Wednesday, 7 August 2013

On The Airplane - Part 2: Russia Explodes

With four films leading up to this (reviewed here and here), the first being one of the greatest Christmas movies of all time, there will forever be a sceptical frame of mind towards a franchise on its fifth adventure. But can this prove all those cynics wrong? This is A Good Day To Die Hard.

The unlucky, unusual, and downright unfortunate police officer John McClane (Bruce Willis) is on the search for his son, Jack (Jai Courtney), who has just turned up in prison in Moscow. John takes a vacation to see what is up and accidentally interrupts his son's CIA mission. Oops. Whilst trying to get a file from government whistle-blower Yuri Komarov (Sebastian Koch), John slows the CIA down, with good intentions, of course, but causes them to miss their extraction. Having to move to plan B, which also goes sour, the CIA have little choice but to allow John's involvement, but who can the McClane duo trust, and who will turn against them?

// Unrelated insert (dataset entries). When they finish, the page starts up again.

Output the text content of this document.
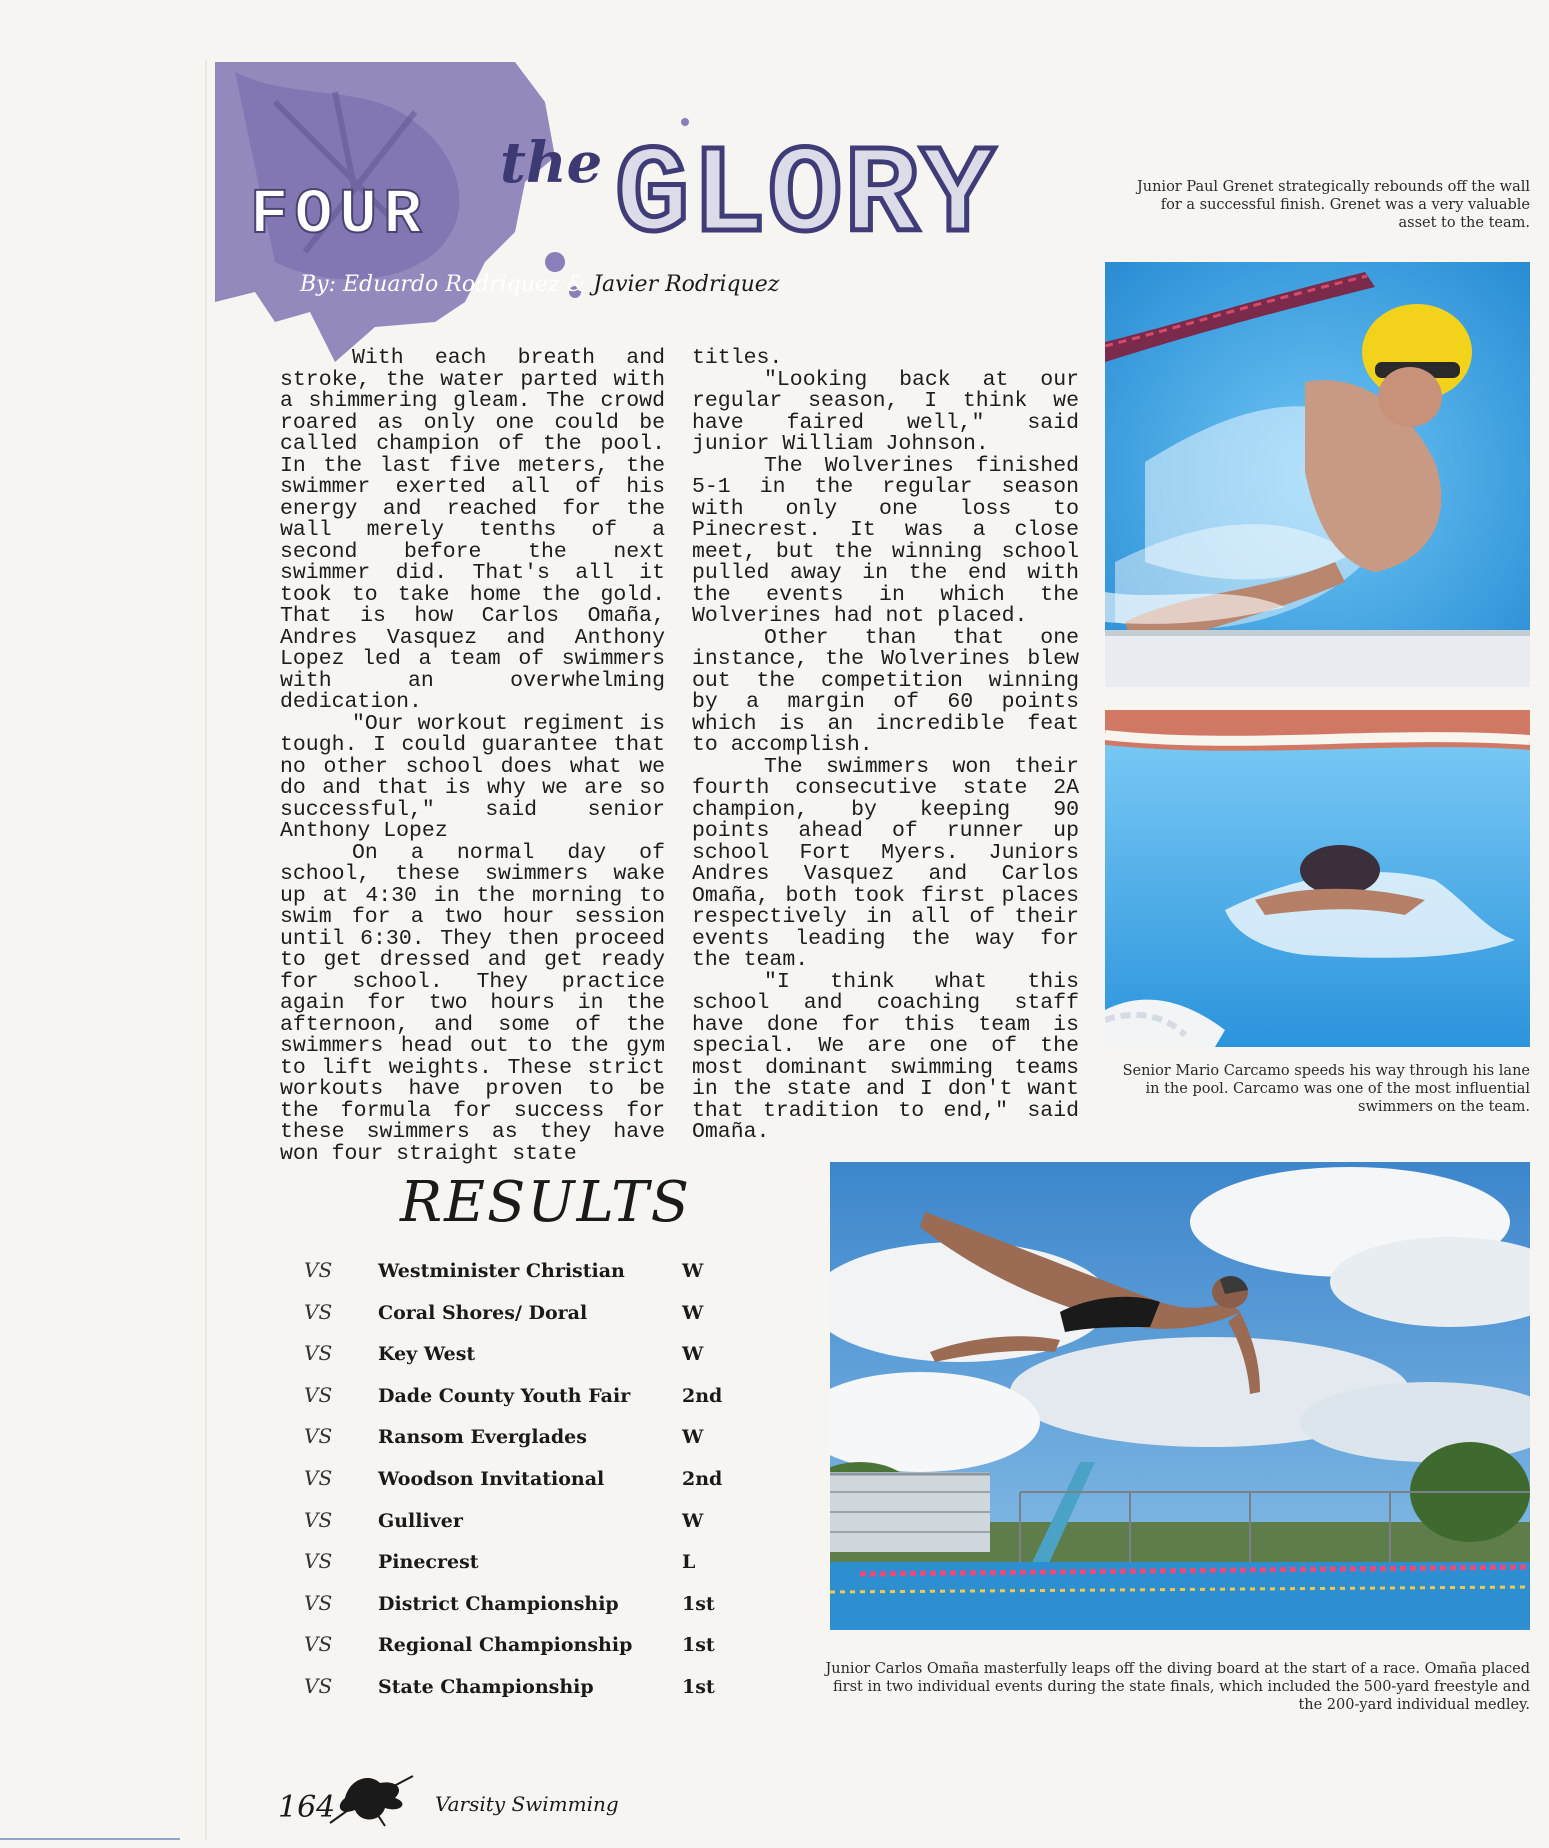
FOUR
the GLORY
By: Eduardo Rodriquez & Javier Rodriquez

With each breath and stroke, the water parted with a shimmering gleam. The crowd roared as only one could be called champion of the pool. In the last five meters, the swimmer exerted all of his energy and reached for the wall merely tenths of a second before the next swimmer did. That's all it took to take home the gold. That is how Carlos Omaña, Andres Vasquez and Anthony Lopez led a team of swimmers with an overwhelming dedication.

"Our workout regiment is tough. I could guarantee that no other school does what we do and that is why we are so successful," said senior Anthony Lopez

On a normal day of school, these swimmers wake up at 4:30 in the morning to swim for a two hour session until 6:30. They then proceed to get dressed and get ready for school. They practice again for two hours in the afternoon, and some of the swimmers head out to the gym to lift weights. These strict workouts have proven to be the formula for success for these swimmers as they have won four straight state

titles.

"Looking back at our regular season, I think we have faired well," said junior William Johnson.

The Wolverines finished 5-1 in the regular season with only one loss to Pinecrest. It was a close meet, but the winning school pulled away in the end with the events in which the Wolverines had not placed.

Other than that one instance, the Wolverines blew out the competition winning by a margin of 60 points which is an incredible feat to accomplish.

The swimmers won their fourth consecutive state 2A champion, by keeping 90 points ahead of runner up school Fort Myers. Juniors Andres Vasquez and Carlos Omaña, both took first places respectively in all of their events leading the way for the team.

"I think what this school and coaching staff have done for this team is special. We are one of the most dominant swimming teams in the state and I don't want that tradition to end," said Omaña.

Junior Paul Grenet strategically rebounds off the wall for a successful finish. Grenet was a very valuable asset to the team.
Senior Mario Carcamo speeds his way through his lane in the pool. Carcamo was one of the most influential swimmers on the team.
Junior Carlos Omaña masterfully leaps off the diving board at the start of a race. Omaña placed first in two individual events during the state finals, which included the 500-yard freestyle and the 200-yard individual medley.
RESULTS
VS Westminister Christian	W
VS Coral Shores/ Doral	W
VS Key West	W
VS Dade County Youth Fair	2nd
VS Ransom Everglades	W
VS Woodson Invitational	2nd
VS Gulliver	W
VS Pinecrest	L
VS District Championship	1st
VS Regional Championship	1st
VS State Championship	1st
164	Varsity Swimming
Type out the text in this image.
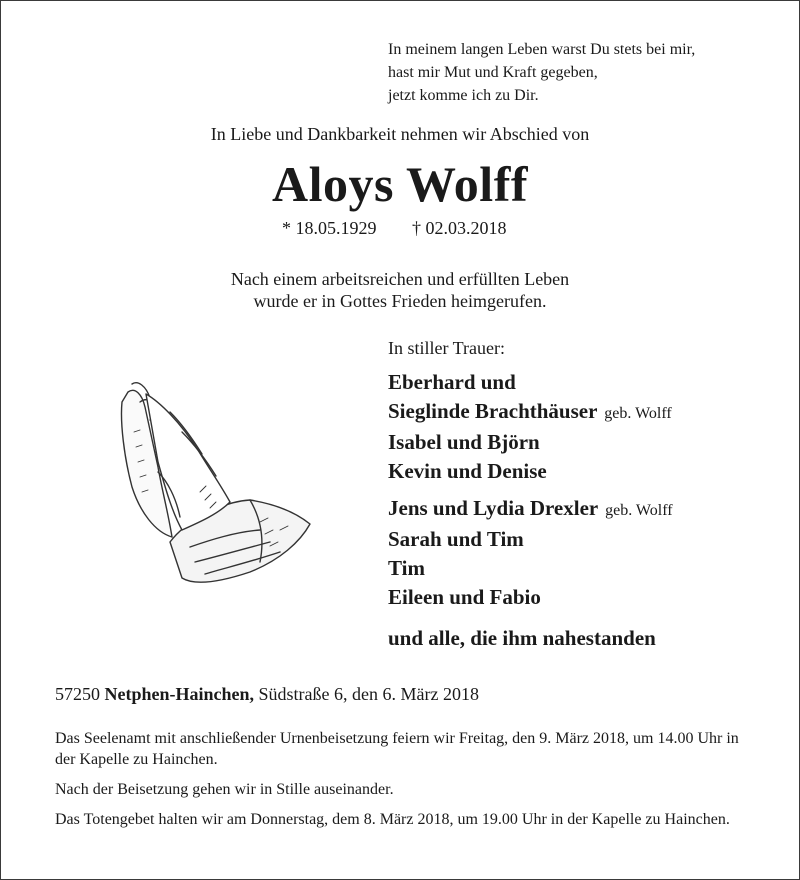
In meinem langen Leben warst Du stets bei mir,
hast mir Mut und Kraft gegeben,
jetzt komme ich zu Dir.
In Liebe und Dankbarkeit nehmen wir Abschied von
Aloys Wolff
* 18.05.1929 † 02.03.2018
Nach einem arbeitsreichen und erfüllten Leben
wurde er in Gottes Frieden heimgerufen.
In stiller Trauer:
Eberhard und
Sieglinde Brachthäuser geb. Wolff
Isabel und Björn
Kevin und Denise
Jens und Lydia Drexler geb. Wolff
Sarah und Tim
Tim
Eileen und Fabio
und alle, die ihm nahestanden
57250 Netphen-Hainchen, Südstraße 6, den 6. März 2018

Das Seelenamt mit anschließender Urnenbeisetzung feiern wir Freitag, den 9. März 2018, um 14.00 Uhr in der Kapelle zu Hainchen.

Nach der Beisetzung gehen wir in Stille auseinander.

Das Totengebet halten wir am Donnerstag, dem 8. März 2018, um 19.00 Uhr in der Kapelle zu Hainchen.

You may think this scene is unnecessary...
You would be completely right.
There is no doubt that Willis is still the same Mclane that he has always been, though slightly more chirpy than the fourth instalment. The constant yells of, 'I'm on vacation!', before doing something extremely stupid remind us that, whilst he is still an awesome badass, he is getting old. His son, played by Jai Courtney, brings the youthful spirit into the film, leaping around n slow motion but showing no positivity for his father. Unexplored trauma that no one dares develop much. Really, all of the performances feel a bit forced like there is no passion in anything. The bad guys do not seem to evil, there is no evidence that John has done enough to make Jack hate him, and Willis is simply resorting back to an old recipe that has always worked. It is rare to expect an Oscar worthy performance in a Die Hard film, but at least in the past there has been some notion that all the cast members are trying. Here, everyone seems to have rolled out of bed, read their lines, and gone home.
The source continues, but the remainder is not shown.